Sangeetha Kalanidhi designate, Sanjay Subramaniam’s concert for The Music Academy must have aroused everyone’s interest as was seen by the audience beyond the full-house that had gathered to listen to him. Special chairs had to be fetched and placed to accommodate the overflowing crowd. He did not disappoint; he rarely does. He chose Sankarabaranam, one of the strong foundation ragas in the carnatic music system, to present a ragam thanam pallavi (RTP). It was set in Roopakam, 8 kalai and had the simple lyrics “Sri Saraswathi Namosthuthe Paradevathe Varadhe”.

His other main item was Sukhi Evaro in Kaanada, a Thyagaraja Krithi in which the bard wonders “who are those who are fortunate enough to derive sukham out of the Rama Nama, those whose faces acquire a glow?” The singing of this song requires the invocation of bhava that would evoke the right rasa in you. Sanjay accounted for this as observed by the kind of audience response. He tread the path throughout this krithi with singular care and even the first kalam swaras were designed to retain the mood this krithi is supposed to create.
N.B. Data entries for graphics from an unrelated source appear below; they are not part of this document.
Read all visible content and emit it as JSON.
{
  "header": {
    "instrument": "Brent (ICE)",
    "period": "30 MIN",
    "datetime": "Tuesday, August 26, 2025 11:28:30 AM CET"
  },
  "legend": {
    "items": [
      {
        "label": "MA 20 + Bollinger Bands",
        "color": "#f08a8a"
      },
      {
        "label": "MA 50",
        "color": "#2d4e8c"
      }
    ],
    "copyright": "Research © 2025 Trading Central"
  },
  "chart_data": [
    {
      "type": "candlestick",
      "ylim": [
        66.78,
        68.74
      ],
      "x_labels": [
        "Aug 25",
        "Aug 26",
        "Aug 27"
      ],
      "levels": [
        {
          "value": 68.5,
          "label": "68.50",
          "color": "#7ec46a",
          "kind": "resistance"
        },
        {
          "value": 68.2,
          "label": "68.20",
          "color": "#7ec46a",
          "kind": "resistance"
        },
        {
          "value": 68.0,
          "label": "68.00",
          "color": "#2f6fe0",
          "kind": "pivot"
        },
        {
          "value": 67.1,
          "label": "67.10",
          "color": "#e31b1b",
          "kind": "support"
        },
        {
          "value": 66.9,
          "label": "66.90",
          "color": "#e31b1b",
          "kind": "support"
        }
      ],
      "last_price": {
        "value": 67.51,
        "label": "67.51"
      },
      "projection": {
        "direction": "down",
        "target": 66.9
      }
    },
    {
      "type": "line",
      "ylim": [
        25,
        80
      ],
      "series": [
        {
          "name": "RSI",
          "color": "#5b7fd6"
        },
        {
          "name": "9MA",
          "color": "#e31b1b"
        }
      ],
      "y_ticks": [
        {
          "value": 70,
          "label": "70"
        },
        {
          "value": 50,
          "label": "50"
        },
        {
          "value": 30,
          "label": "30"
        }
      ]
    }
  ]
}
Another mentionable aspect noticeable in Sanjay’s kutcheris is the exceptional alignment to sruthi especially at the top shadjam which he relishes most and makes this obvious by “staying put” at this alignment point for a considerable while. This occurs often and when the audience too identifies these moments they tend to applaud. This has become the rule in his concerts and this “oneness-moments” occurred many times at this concert too.
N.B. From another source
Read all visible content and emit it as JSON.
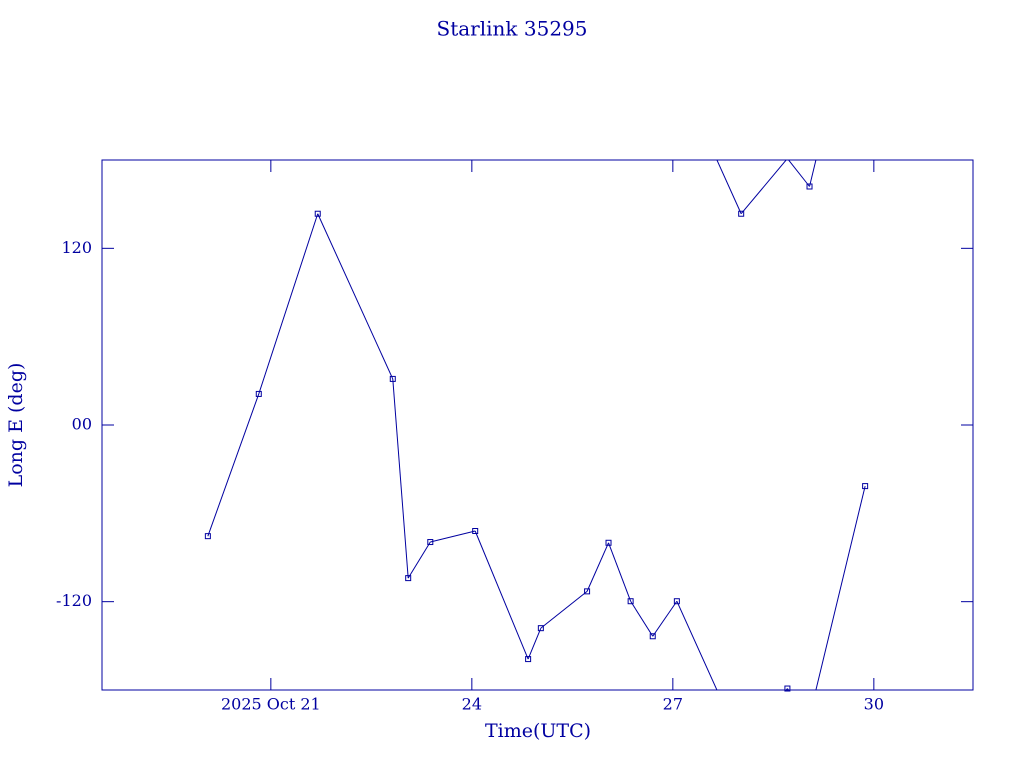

One got a sample of his wide repertoire when he sang Dikshithar’s Kamalamba in Anandhabhairavi, followed it with Anumane of ArunachalaKavi in Malayamarutham. Vandesadha Padhmanabham in Navarasa Kanada (of Swathi Thirunal) came before the RTP and a Tamil composition, Enthai Vaazh Enum Mandira Nadhame Inabathai Ootudhamma, (by Bharathi Dasan) came at the finishing stages of the concert. The rasikas were in raptures over this particular song.

S Varadarajan’s violin accompanying style as usual was the best of its kind. He is faithful to the main artiste yet shows his prowess at many desired places quietly. His raga essay for Kaanada had fine soft embellishments and the Sankarabaranam alapana had some of single note holds and spectacular combinations that brought out the raga vividly.

The thani avarthanam by the laya twosome Neyveli Venkatesh (mridangam) and K V Gopalakrishnan (Khanjira) had plentiful moments where there was a good deal of understanding and hence fitting short and long exchanges between them to make it a purposeful exercise.